Intermittent ssh failures

stevenwenxu · December 2, 2024, 12:46am

I can’t reproduce it 100% of the time, but it has happened quite frequently. This is the result of the fly ssh console command:

Connecting to fdaa:0:efa6:a7b:9d34:9e7f:4e1b:2...

Error: error connecting to SSH server: ssh: handshake failed: ssh: unable to authenticate, attempted methods [none publickey], no supported methods remain

And then in the machine logs, this is what I see:

2024-12-01 19:00:40.580	
2024/12/01 18:05:04 ERROR unexpected error error="[ssh: no auth passed yet, ssh: cert is not yet valid]"
2024-12-01 19:00:32.421	
Machine started in 1.157s
2024-12-01 19:00:31.343	
2024-12-02T00:00:31.343281955 [01JBSG8B86M2BBXA3F36H9C3F6:fc_api] The API server received a Put request on "/logger" with body "{\"log_path\":\"logs.fifo\",\"level\":\"info\"}".
2024-12-01 19:00:31.342	
2024-12-02T00:00:31.341949698 [01JBSG8B86M2BBXA3F36H9C3F6:main] Running Firecracker v1.7.0

What’s going on here?

mayailurus · December 2, 2024, 11:13pm

Hi… The SSH certificates have fairly tight validity ranges (in terms of time), if I understand correctly, and it looks like either you got one that was set in the future or have a Machine with an incorrect clock (somehow).

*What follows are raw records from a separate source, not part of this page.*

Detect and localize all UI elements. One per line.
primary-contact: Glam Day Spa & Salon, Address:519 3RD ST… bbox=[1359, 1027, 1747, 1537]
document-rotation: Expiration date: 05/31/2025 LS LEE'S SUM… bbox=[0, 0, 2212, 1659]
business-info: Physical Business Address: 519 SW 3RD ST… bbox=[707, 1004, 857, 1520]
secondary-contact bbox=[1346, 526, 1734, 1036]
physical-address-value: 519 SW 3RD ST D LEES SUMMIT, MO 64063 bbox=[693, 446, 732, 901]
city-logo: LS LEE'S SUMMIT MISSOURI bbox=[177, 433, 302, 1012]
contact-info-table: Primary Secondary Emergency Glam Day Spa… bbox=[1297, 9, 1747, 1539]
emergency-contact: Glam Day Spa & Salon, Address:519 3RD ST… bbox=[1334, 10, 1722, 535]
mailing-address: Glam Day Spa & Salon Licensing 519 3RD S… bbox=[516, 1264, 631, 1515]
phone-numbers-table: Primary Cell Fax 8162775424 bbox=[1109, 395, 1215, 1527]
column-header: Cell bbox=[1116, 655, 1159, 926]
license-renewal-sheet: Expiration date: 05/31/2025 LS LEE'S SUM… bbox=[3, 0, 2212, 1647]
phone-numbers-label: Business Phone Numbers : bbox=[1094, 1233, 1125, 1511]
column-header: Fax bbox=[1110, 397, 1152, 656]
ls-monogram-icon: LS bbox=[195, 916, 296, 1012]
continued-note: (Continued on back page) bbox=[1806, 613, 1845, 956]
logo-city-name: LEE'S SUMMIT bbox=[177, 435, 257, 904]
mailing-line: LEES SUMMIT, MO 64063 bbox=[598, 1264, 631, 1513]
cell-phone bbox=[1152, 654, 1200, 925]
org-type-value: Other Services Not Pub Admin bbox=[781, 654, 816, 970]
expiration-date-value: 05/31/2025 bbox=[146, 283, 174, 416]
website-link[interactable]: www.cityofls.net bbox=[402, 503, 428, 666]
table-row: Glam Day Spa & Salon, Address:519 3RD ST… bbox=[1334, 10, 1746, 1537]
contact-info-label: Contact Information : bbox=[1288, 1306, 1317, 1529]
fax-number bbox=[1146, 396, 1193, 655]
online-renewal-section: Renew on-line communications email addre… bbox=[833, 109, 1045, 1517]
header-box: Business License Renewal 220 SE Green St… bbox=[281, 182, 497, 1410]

Can you confirm that this line has a mismatched timestamp at the beginning? (It might just be a copy-and-paste glitch.)

(In contrast, the analogous two times equal each other when I SSH into one of my own machines…)

stevenwenxu · December 3, 2024, 1:11am

Good catch! I didn’t notice that. I can confirm I pasted it correctly.

The first timestamp is from Fly’s Grafana logs and it’s my local time. The second timestamp is printed by whichever process that logged the error, and when it works, it logs UTC time for me, which is consistent with the result from the date command inside the machine. I’m assuming this log line just prints the machine time.

So this 18:05 timestamp is clearly not UTC. Could the fly machine clock/timezone be set to a different one every time it’s restarted from the suspended state?

mayailurus · December 3, 2024, 3:44am

Hm… Initial clock anomalies are one of the known glitches of the new (and still fairly experimental, last I heard) suspend feature:

I was able to trigger a clock mismatch once, when SSHing into a suspended Machine right after fly m start, but it took several tries…

Anyway, it looks like it should be adequate to just wait a few more seconds after bumping into this—and then try SSH again (?).

stevenwenxu · December 3, 2024, 3:54pm

I see, that’s probably it! I do wait for like 5 seconds but maybe it’s not enough. Thank you!

system · December 10, 2024, 3:54pm

This topic was automatically closed 7 days after the last reply. New replies are no longer allowed.